Small example: if I need to call a doctors office for something, it might take me weeks to do it and it was exhausting and difficult for me to do (both initiating the task was difficult, but also handling the anxiety of talking on the phone was overwhelming).
So I basically constantly feel like I'm not doing enough, esp. relative to my extremely industrious and capable spouse.
My depression and anxiety are much better now, so I'm more likely to finish a task like calling someone within a week rather than sitting on it for a week or longer, and I have much less anxiety during the call. I even pro-actively pick up social tasks like making a phone call sometimes to lighten my spouse's plate, which is something I rarely ever did before.
A lot of the time we end up competing to do tasks, e.g. I constantly have to fight my partner to be able to drive if we're going somewhere together (she tries to monopolize that labor).
Because I do all the cooking, my partner is also very aggressive about doing the dishes to compensate, which makes me feel bad, because I think it's not fair (doing dishes is dull labor, cooking is often fun - they're not equal). So I try to sneak a few dishes in, and try to wash as many dishes from my cooking before she can get to them, as a way to pull my weight there (even though she would prefer I don't do any of the dishwashing).

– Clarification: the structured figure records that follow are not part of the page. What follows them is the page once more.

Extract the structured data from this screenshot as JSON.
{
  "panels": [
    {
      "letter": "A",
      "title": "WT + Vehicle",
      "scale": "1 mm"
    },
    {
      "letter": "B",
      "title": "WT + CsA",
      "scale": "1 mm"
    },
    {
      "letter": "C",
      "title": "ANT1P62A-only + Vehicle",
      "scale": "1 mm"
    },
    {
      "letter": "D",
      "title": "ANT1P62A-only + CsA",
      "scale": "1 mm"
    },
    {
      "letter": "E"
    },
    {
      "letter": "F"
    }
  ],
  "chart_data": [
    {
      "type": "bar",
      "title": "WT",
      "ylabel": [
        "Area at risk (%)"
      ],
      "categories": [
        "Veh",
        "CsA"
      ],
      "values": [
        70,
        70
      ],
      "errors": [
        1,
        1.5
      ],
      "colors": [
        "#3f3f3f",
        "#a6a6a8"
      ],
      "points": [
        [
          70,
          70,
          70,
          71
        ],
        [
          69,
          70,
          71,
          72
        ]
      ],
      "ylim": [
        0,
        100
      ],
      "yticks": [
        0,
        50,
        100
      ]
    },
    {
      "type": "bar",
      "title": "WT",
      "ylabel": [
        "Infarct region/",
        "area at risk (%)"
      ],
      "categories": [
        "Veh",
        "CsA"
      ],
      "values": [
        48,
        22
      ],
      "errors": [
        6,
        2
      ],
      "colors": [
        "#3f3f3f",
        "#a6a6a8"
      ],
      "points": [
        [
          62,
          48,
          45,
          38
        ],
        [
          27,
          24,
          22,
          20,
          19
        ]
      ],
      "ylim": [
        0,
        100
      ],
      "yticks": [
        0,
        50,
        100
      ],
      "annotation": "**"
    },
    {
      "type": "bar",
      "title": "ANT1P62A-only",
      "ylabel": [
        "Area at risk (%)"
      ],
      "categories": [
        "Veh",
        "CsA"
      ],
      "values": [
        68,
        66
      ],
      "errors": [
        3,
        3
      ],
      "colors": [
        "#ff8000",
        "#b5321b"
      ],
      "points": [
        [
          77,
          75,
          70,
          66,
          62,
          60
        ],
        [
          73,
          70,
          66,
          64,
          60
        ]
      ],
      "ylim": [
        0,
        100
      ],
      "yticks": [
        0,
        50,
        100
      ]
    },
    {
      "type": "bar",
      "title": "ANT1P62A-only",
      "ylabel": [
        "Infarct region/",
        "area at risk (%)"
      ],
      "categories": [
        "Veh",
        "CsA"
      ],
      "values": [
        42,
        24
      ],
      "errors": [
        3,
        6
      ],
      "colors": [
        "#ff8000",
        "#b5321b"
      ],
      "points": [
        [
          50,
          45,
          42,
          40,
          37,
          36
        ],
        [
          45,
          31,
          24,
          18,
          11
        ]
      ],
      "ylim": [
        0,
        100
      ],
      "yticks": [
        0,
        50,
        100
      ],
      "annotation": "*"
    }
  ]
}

With laundry she always initiates washing clothes, because I wouldn't do laundry more than once a week, but she initiates laundry three to four times a week, so it's harder for me to ever initiate doing the laundry (and even if we were on the same page about doing loads once a week, I tend to struggle to initiate tasks like that anyway, so there would probably be inequality there just because I'm more flaky, essentially).
So to compensate, I try to be proactive and sneak down to swap loads and fold the clothes to help out, but it never really balances out the labor, e.g. the cognitive labor she does keeping track and initiating so many of the tasks isn't made up for by my inconsistent and minor contributions.
It's the same story with cleaning - she initiates cleaning more, and I try to make up for the inequality by doing some of the harder cleaning (like scrubbing the shower or bath, sweeping and mopping the dirty kitchen floors, etc.).
So we try to be egalitarian in our household work, but I don't think it works out perfectly.